First Internet Bank of Indiana (First IB) today announced net income of $676,712 for the quarter ended March 31, 2005. Net income increased $135,551, or 25%, from the same quarter in the previous year.
The primary driver of the overall earnings increase was an increase in net interest income, fueled by higher rates and considerable growth in indirect consumer installment lending. First IB’s net loan portfolio grew by $69.1 million, or 32%, as compared to the same quarter in the previous year. “First IB has become a presence in the indirect lending market – in the Bank’s home state of Indiana and throughout the Midwest,” said David B. Becker, Chairman and CEO of First Internet Bank of Indiana.

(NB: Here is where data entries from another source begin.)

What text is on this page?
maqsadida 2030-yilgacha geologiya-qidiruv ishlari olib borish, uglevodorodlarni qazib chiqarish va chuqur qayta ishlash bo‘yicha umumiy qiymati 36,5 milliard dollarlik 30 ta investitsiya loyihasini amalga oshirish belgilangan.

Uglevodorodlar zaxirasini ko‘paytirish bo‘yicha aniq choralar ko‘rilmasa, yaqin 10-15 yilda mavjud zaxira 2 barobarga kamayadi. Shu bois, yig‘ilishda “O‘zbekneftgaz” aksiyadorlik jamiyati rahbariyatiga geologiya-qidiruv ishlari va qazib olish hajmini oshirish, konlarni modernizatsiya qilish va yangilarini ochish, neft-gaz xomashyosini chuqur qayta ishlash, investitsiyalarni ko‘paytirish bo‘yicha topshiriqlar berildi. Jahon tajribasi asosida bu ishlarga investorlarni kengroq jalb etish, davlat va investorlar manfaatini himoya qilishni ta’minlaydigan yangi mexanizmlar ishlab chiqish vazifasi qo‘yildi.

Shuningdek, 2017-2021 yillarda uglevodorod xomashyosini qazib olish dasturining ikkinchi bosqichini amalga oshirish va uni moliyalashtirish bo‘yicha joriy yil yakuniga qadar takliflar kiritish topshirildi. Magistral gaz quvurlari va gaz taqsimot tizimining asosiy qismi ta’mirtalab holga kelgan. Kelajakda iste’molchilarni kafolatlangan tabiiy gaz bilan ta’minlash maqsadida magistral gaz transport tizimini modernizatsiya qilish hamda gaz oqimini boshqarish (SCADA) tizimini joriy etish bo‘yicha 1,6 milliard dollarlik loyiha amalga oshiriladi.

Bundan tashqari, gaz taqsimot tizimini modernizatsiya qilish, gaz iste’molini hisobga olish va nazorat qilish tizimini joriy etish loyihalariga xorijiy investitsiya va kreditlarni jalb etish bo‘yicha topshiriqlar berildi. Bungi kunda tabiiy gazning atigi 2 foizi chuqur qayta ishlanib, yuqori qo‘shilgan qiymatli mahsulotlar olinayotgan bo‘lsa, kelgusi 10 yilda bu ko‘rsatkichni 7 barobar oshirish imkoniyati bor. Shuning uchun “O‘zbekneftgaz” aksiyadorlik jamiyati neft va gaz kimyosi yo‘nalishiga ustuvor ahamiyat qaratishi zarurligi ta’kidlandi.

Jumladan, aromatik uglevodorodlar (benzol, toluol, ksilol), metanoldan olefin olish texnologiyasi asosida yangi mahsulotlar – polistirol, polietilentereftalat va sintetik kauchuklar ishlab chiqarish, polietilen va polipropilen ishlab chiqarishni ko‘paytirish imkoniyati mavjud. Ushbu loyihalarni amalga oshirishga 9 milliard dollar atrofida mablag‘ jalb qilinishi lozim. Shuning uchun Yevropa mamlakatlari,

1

Considering the Bank’s loan growth, First IB proportionately increased its provision expense for loan and lease losses in order to maintain the strength of the balance sheet. Provision expense was increased by $54,275, or 27%, over 2004 levels, partially offsetting the positive variance in net interest income.
As of March 31, 2005, First IB held $347.3 million in deposits, a 23% increase over deposits as of March 31, 2004. With the increased size of the Bank, both in loans and deposits, non-interest expenses have increased by $197,104, or 16%, over 2004 levels. However, the Bank’s expense levels remain well below those of traditional “brick and mortar” financial institutions of similar size.
According to the Federal Financial Institutions Examination Council’s (FFIEC) Uniform Bank Performance Report for the 2004 calendar year, First IB reported a ratio of overhead expenses to average assets of 1.25%, whereas its peer group reported a ratio of 2.90%. “The Internet bank model promises reduced overhead expenses, which translate into extremely competitive rates and reduced fees to consumers,” said Mr. Becker. “First IB continually demonstrates it is possible to deliver on that promise while operating profitably.”
Selected Balance Sheet Information | |||
March 31 | |||
2004 (Unaudited) |
2005 (Unaudited) |
||
Cash Equivalents | 3,801,195 | 12,592,833 | |
Investment Securities | 127,001,864 | 111,196,055 | |
Loans, net of Reserve | 217,375,412 | 286,480,156 | |
Bank Owned Life Insurance | 0 | 6,249,300 | |
Other Assets | 4,005,250 | 3,922,032 | |
Total Assets | 352,183,721 | 420,440,376 | |
Deposits | 283,365,535 | 347,261,995 | |
FHLB Advances | 26,200,000 | 29,700,000 | |
Other Liabilities | 1,127,038 | 1,264,210 | |
Shareholder’s Equity | 41,491,148 | 42,214,171 | |
Total Liabilities & Equity | 352,183,721 | 420,440,376 |
Selected Income Statement Information | |||
March 31 | |||
2004 (Unaudited) |
2005 (Unaudited) |
||
Net Interest Income | 1,964,854 | 2,334,671 | |
Non-Interest Income | 222,223 | 282,332 | |
Provision for Loan and Lease Losses | (198,757) | (253,032) | |
Non-Interest Expense | (1,209,409) | (1,406,513) | |
Gain (Loss) on Sale of Investments | 23,409 | (802) | |
Net Income Before Taxes | 802,320 | 956,656 | |
Tax Provision | (261,159) | (279,944) | |
Net Income | 541,161 | 676,712 | |
Income per share: | |||
Basic | 0.27 | 0.34 | |
Weighted average of shares outstanding: | |||
Basic | 2,013,116 | 2,018,154 |
With $420 million in assets, First Internet Bank of Indiana is the first state-chartered, FDIC-insured institution to operate solely via the Internet and has customers in all 50 states. Services include interest-bearing checking accounts, regular and money market savings accounts with industry-leading interest rates, CDs, IRAs, credit cards, and check cards that can be used instead of cash or checks. First IB also offers personal lines of credit, installment loans, unique real-time transfers between accounts, and the ability to display checking, savings and loan information on a single screen. First IB is a privately capitalized institution with over 400 private and corporate investors.